The Rogers selection committee could see that Mr. Laurence, CEO of Vodafone UK Ltd., had done his homework, going so far as to conduct mystery shopping excursions to some Rogers retail stores and those of its rivals. He even took part in discussions on online blogs so he could ask participants about products and services.
He told committee members that while he liked the layout of the stores and the attentiveness of the staff, there was an opportunity to further differentiate the Rogers brand.
It is a challenge he has already tackled at the British unit of Vodafone Group PLC, an $11-billion telecom giant.
Rogers confirmed Thursday that its board chose Mr. Laurence to succeed Nadir Mohamed. He will take over Dec. 2, at the height of the holiday sales season, and analysts agree that revamping customer service should be one of his top priorities.
Mr. Laurence’s journey to Toronto from London, where he has headed Vodafone UK since 2008, was cloaked in secrecy.
Working with a recruiter, the Rogers search committee flagged about 30 potential candidates. It met with eight for first-round interviews by June, and then trimmed its list to three.
Rogers approached Mr. Laurence, rather than the other way around. Those interviewed in Toronto were put in different hotels so they wouldn’t run into each other. Mr. Laurence’s first interview was on a summer Saturday in downtown Toronto, to avoid a potentially suspicious absence from his London post.
That interview stretched over hours. When it was about to wrap up, Mr. Laurence closed his binder, looked across the table and remarked that “I would really like to have this job because it’s such a great challenge.”
That comment – and the enthusiasm of the moment – stayed with the search committee.
“It does not appear he has experience working with a family-controlled company. However, if the Rogers family had a role in selecting Mr. Laurence as a successor, we believe the transition will be smooth,” said Scotia Capital Inc. analyst Jeff Fan.
At Vodafone UK, Mr. Laurence has been known for taking extreme steps to change the corporate culture. He got rid of executive offices, eliminated the dress code, shook up the senior ranks, slashed costs, cut jobs and overhauled customer service with a new loyalty program.

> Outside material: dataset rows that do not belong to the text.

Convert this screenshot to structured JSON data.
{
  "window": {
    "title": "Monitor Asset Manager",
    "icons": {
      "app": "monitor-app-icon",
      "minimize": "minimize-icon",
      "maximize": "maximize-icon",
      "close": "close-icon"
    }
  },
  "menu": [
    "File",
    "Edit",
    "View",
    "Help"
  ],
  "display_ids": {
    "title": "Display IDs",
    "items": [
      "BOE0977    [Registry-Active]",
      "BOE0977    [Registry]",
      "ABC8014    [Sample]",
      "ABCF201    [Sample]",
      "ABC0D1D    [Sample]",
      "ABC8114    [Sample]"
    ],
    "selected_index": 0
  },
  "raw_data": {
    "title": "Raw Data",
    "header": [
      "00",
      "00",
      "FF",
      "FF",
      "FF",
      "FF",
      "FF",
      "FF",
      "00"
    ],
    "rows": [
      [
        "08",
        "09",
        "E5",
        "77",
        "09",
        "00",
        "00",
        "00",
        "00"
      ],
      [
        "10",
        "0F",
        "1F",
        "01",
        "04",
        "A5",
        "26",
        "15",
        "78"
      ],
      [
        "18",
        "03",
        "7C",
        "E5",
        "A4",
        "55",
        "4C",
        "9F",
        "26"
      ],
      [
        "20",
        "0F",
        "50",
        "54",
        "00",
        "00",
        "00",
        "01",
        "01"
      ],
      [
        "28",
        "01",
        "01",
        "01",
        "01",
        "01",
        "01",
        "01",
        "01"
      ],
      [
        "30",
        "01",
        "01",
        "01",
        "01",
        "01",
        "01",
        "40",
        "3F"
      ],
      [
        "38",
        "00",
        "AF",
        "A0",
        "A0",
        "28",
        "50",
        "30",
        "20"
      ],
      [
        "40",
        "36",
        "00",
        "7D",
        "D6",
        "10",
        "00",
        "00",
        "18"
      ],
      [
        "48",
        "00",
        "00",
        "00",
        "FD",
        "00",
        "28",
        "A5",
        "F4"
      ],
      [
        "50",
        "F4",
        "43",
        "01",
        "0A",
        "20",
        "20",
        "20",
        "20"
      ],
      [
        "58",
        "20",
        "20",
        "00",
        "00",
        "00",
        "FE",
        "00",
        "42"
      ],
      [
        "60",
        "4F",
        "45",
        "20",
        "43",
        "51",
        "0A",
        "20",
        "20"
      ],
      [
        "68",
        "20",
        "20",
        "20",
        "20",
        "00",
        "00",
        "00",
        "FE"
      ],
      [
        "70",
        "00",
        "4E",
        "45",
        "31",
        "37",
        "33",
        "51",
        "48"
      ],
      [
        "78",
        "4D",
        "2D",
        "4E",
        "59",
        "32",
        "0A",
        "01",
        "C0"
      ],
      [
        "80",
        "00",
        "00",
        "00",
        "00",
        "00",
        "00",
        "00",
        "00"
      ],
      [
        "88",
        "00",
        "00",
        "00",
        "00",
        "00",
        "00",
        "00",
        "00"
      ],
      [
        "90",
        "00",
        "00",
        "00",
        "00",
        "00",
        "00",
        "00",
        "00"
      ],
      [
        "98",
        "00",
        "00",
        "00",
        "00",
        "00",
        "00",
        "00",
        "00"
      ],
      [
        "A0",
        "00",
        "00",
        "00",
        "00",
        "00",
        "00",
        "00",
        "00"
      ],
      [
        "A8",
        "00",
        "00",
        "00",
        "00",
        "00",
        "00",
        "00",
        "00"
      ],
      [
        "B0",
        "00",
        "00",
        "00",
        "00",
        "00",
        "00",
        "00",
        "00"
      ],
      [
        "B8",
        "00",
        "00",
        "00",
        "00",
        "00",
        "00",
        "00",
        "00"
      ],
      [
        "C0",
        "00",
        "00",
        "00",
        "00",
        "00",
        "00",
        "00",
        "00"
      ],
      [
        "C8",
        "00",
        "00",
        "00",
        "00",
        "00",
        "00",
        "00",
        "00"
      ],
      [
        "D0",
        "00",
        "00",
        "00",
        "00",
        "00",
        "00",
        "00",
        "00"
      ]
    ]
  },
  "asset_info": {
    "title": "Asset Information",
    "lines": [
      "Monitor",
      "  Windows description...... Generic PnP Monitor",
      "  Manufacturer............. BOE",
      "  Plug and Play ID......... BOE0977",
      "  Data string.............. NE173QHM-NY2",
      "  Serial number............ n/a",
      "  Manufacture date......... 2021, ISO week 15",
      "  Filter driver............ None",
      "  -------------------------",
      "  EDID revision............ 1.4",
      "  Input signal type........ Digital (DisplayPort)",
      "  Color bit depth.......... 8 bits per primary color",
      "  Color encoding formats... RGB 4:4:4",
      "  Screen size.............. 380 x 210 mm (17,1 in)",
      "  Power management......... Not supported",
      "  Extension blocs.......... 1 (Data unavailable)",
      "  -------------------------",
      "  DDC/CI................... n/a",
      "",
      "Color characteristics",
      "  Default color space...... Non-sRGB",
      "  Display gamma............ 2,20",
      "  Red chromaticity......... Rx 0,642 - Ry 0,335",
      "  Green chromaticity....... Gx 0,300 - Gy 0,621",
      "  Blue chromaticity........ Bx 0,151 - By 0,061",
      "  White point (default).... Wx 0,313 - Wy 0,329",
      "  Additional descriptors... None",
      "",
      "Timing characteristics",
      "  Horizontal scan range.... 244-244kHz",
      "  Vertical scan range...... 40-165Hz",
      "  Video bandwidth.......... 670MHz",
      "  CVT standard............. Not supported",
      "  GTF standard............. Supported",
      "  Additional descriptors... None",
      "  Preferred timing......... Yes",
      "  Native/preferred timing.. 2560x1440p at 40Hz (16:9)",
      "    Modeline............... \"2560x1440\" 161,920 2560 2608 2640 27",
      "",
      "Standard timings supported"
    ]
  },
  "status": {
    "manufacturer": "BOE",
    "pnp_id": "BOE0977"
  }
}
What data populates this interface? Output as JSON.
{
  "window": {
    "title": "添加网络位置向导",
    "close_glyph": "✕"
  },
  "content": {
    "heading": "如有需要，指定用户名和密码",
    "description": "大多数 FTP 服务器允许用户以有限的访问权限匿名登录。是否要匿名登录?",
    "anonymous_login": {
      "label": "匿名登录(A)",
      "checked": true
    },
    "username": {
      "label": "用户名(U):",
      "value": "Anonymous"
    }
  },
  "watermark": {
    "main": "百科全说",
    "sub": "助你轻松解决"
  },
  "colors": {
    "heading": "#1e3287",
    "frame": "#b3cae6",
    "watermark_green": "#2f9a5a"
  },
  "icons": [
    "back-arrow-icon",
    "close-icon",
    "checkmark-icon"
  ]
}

Although Rogers has not announced any further management changes, analysts expect Mr. Laurence to shake up the executive ranks while continuing with chief financial officer Anthony Staffieri’s efforts to control costs and protect margins.

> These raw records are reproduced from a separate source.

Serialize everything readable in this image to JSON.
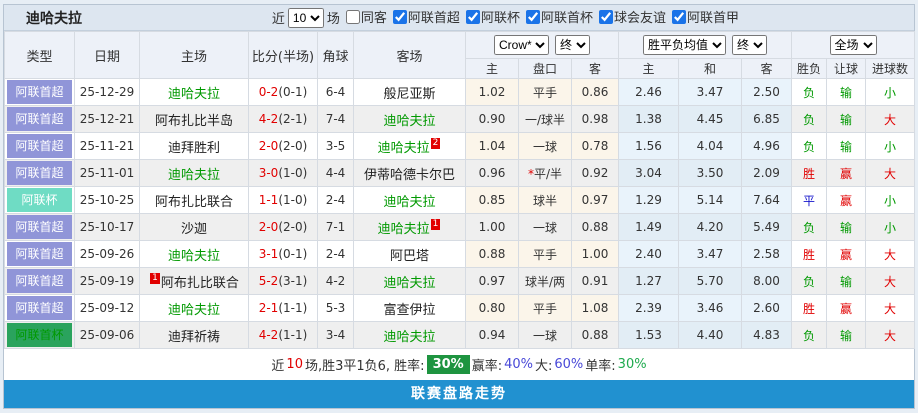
{
  "header": {
    "team": "迪哈夫拉",
    "recent_label": "近",
    "matches_count": "10",
    "matches_label": "场",
    "filters": [
      {
        "label": "同客",
        "checked": false
      },
      {
        "label": "阿联首超",
        "checked": true
      },
      {
        "label": "阿联杯",
        "checked": true
      },
      {
        "label": "阿联首杯",
        "checked": true
      },
      {
        "label": "球会友谊",
        "checked": true
      },
      {
        "label": "阿联首甲",
        "checked": true
      }
    ]
  },
  "table": {
    "columns": [
      "类型",
      "日期",
      "主场",
      "比分(半场)",
      "角球",
      "客场"
    ],
    "selects": {
      "bookmaker": "Crow*",
      "final1": "终",
      "avg": "胜平负均值",
      "final2": "终",
      "scope": "全场"
    },
    "sub_columns": [
      "主",
      "盘口",
      "客",
      "主",
      "和",
      "客",
      "胜负",
      "让球",
      "进球数"
    ],
    "rows": [
      {
        "type": "阿联首超",
        "type_color": "purple",
        "date": "25-12-29",
        "home": "迪哈夫拉",
        "home_active": true,
        "home_badge": "",
        "score": "0-2",
        "half": "(0-1)",
        "corners": "6-4",
        "away": "般尼亚斯",
        "away_active": false,
        "away_badge": "",
        "asian_home": "1.02",
        "handicap": "平手",
        "handicap_star": false,
        "asian_away": "0.86",
        "euro_home": "2.46",
        "euro_draw": "3.47",
        "euro_away": "2.50",
        "result_wdl": "负",
        "result_wdl_color": "green",
        "result_handicap": "输",
        "result_handicap_color": "green",
        "result_goals": "小",
        "result_goals_color": "green"
      },
      {
        "type": "阿联首超",
        "type_color": "purple",
        "date": "25-12-21",
        "home": "阿布扎比半岛",
        "home_active": false,
        "home_badge": "",
        "score": "4-2",
        "half": "(2-1)",
        "corners": "7-4",
        "away": "迪哈夫拉",
        "away_active": true,
        "away_badge": "",
        "asian_home": "0.90",
        "handicap": "一/球半",
        "handicap_star": false,
        "asian_away": "0.98",
        "euro_home": "1.38",
        "euro_draw": "4.45",
        "euro_away": "6.85",
        "result_wdl": "负",
        "result_wdl_color": "green",
        "result_handicap": "输",
        "result_handicap_color": "green",
        "result_goals": "大",
        "result_goals_color": "red"
      },
      {
        "type": "阿联首超",
        "type_color": "purple",
        "date": "25-11-21",
        "home": "迪拜胜利",
        "home_active": false,
        "home_badge": "",
        "score": "2-0",
        "half": "(2-0)",
        "corners": "3-5",
        "away": "迪哈夫拉",
        "away_active": true,
        "away_badge": "2",
        "asian_home": "1.04",
        "handicap": "一球",
        "handicap_star": false,
        "asian_away": "0.78",
        "euro_home": "1.56",
        "euro_draw": "4.04",
        "euro_away": "4.96",
        "result_wdl": "负",
        "result_wdl_color": "green",
        "result_handicap": "输",
        "result_handicap_color": "green",
        "result_goals": "小",
        "result_goals_color": "green"
      },
      {
        "type": "阿联首超",
        "type_color": "purple",
        "date": "25-11-01",
        "home": "迪哈夫拉",
        "home_active": true,
        "home_badge": "",
        "score": "3-0",
        "half": "(1-0)",
        "corners": "4-4",
        "away": "伊蒂哈德卡尔巴",
        "away_active": false,
        "away_badge": "",
        "asian_home": "0.96",
        "handicap": "平/半",
        "handicap_star": true,
        "asian_away": "0.92",
        "euro_home": "3.04",
        "euro_draw": "3.50",
        "euro_away": "2.09",
        "result_wdl": "胜",
        "result_wdl_color": "red",
        "result_handicap": "赢",
        "result_handicap_color": "red",
        "result_goals": "大",
        "result_goals_color": "red"
      },
      {
        "type": "阿联杯",
        "type_color": "teal",
        "date": "25-10-25",
        "home": "阿布扎比联合",
        "home_active": false,
        "home_badge": "",
        "score": "1-1",
        "half": "(1-0)",
        "corners": "2-4",
        "away": "迪哈夫拉",
        "away_active": true,
        "away_badge": "",
        "asian_home": "0.85",
        "handicap": "球半",
        "handicap_star": false,
        "asian_away": "0.97",
        "euro_home": "1.29",
        "euro_draw": "5.14",
        "euro_away": "7.64",
        "result_wdl": "平",
        "result_wdl_color": "blue",
        "result_handicap": "赢",
        "result_handicap_color": "red",
        "result_goals": "小",
        "result_goals_color": "green"
      },
      {
        "type": "阿联首超",
        "type_color": "purple",
        "date": "25-10-17",
        "home": "沙迦",
        "home_active": false,
        "home_badge": "",
        "score": "2-0",
        "half": "(2-0)",
        "corners": "7-1",
        "away": "迪哈夫拉",
        "away_active": true,
        "away_badge": "1",
        "asian_home": "1.00",
        "handicap": "一球",
        "handicap_star": false,
        "asian_away": "0.88",
        "euro_home": "1.49",
        "euro_draw": "4.20",
        "euro_away": "5.49",
        "result_wdl": "负",
        "result_wdl_color": "green",
        "result_handicap": "输",
        "result_handicap_color": "green",
        "result_goals": "小",
        "result_goals_color": "green"
      },
      {
        "type": "阿联首超",
        "type_color": "purple",
        "date": "25-09-26",
        "home": "迪哈夫拉",
        "home_active": true,
        "home_badge": "",
        "score": "3-1",
        "half": "(0-1)",
        "corners": "2-4",
        "away": "阿巴塔",
        "away_active": false,
        "away_badge": "",
        "asian_home": "0.88",
        "handicap": "平手",
        "handicap_star": false,
        "asian_away": "1.00",
        "euro_home": "2.40",
        "euro_draw": "3.47",
        "euro_away": "2.58",
        "result_wdl": "胜",
        "result_wdl_color": "red",
        "result_handicap": "赢",
        "result_handicap_color": "red",
        "result_goals": "大",
        "result_goals_color": "red"
      },
      {
        "type": "阿联首超",
        "type_color": "purple",
        "date": "25-09-19",
        "home": "阿布扎比联合",
        "home_active": false,
        "home_badge": "1",
        "score": "5-2",
        "half": "(3-1)",
        "corners": "4-2",
        "away": "迪哈夫拉",
        "away_active": true,
        "away_badge": "",
        "asian_home": "0.97",
        "handicap": "球半/两",
        "handicap_star": false,
        "asian_away": "0.91",
        "euro_home": "1.27",
        "euro_draw": "5.70",
        "euro_away": "8.00",
        "result_wdl": "负",
        "result_wdl_color": "green",
        "result_handicap": "输",
        "result_handicap_color": "green",
        "result_goals": "大",
        "result_goals_color": "red"
      },
      {
        "type": "阿联首超",
        "type_color": "purple",
        "date": "25-09-12",
        "home": "迪哈夫拉",
        "home_active": true,
        "home_badge": "",
        "score": "2-1",
        "half": "(1-1)",
        "corners": "5-3",
        "away": "富查伊拉",
        "away_active": false,
        "away_badge": "",
        "asian_home": "0.80",
        "handicap": "平手",
        "handicap_star": false,
        "asian_away": "1.08",
        "euro_home": "2.39",
        "euro_draw": "3.46",
        "euro_away": "2.60",
        "result_wdl": "胜",
        "result_wdl_color": "red",
        "result_handicap": "赢",
        "result_handicap_color": "red",
        "result_goals": "大",
        "result_goals_color": "red"
      },
      {
        "type": "阿联首杯",
        "type_color": "green",
        "date": "25-09-06",
        "home": "迪拜祈祷",
        "home_active": false,
        "home_badge": "",
        "score": "4-2",
        "half": "(1-1)",
        "corners": "3-4",
        "away": "迪哈夫拉",
        "away_active": true,
        "away_badge": "",
        "asian_home": "0.94",
        "handicap": "一球",
        "handicap_star": false,
        "asian_away": "0.88",
        "euro_home": "1.53",
        "euro_draw": "4.40",
        "euro_away": "4.83",
        "result_wdl": "负",
        "result_wdl_color": "green",
        "result_handicap": "输",
        "result_handicap_color": "green",
        "result_goals": "大",
        "result_goals_color": "red"
      }
    ]
  },
  "summary": {
    "segments": [
      {
        "text": "近",
        "color": "dark"
      },
      {
        "text": "10",
        "color": "red"
      },
      {
        "text": "场,胜3平1负6, 胜率:",
        "color": "dark"
      },
      {
        "text": "30%",
        "color": "badge-green"
      },
      {
        "text": "赢率:",
        "color": "dark"
      },
      {
        "text": "40%",
        "color": "blue"
      },
      {
        "text": " 大:",
        "color": "dark"
      },
      {
        "text": "60%",
        "color": "blue"
      },
      {
        "text": " 单率:",
        "color": "dark"
      },
      {
        "text": "30%",
        "color": "green"
      }
    ]
  },
  "footer": {
    "label": "联赛盘路走势"
  }
}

“Laurence clearly has extensive wireless experience in some of the most competitive markets in the world and has obviously dealt with regulatory challenges in the EU, which could be very useful in his new role,” wrote Dvai Ghose, a telecom analyst at Canaccord Genuity in a research note.
Rogers board member John Tory, a member of the search committee, said Mr. Laurence already has a proven track record of acclimatizing himself to different countries: “When confronted with that challenge before, going into the Netherlands … he seems to have picked up on the nuances of those markets quite well and posted outstanding results.”
“Rogers is an iconic and well respected company in a great country and I’m looking forward to joining,” Mr. Laurence, who was not available for interviews, said in a statement. “Its unique mix of wireless, cable and media assets offer a brilliant platform to provide innovative service to Canadians. I intend to build on the strong foundation established under Nadir’s leadership to compete and win in the market.”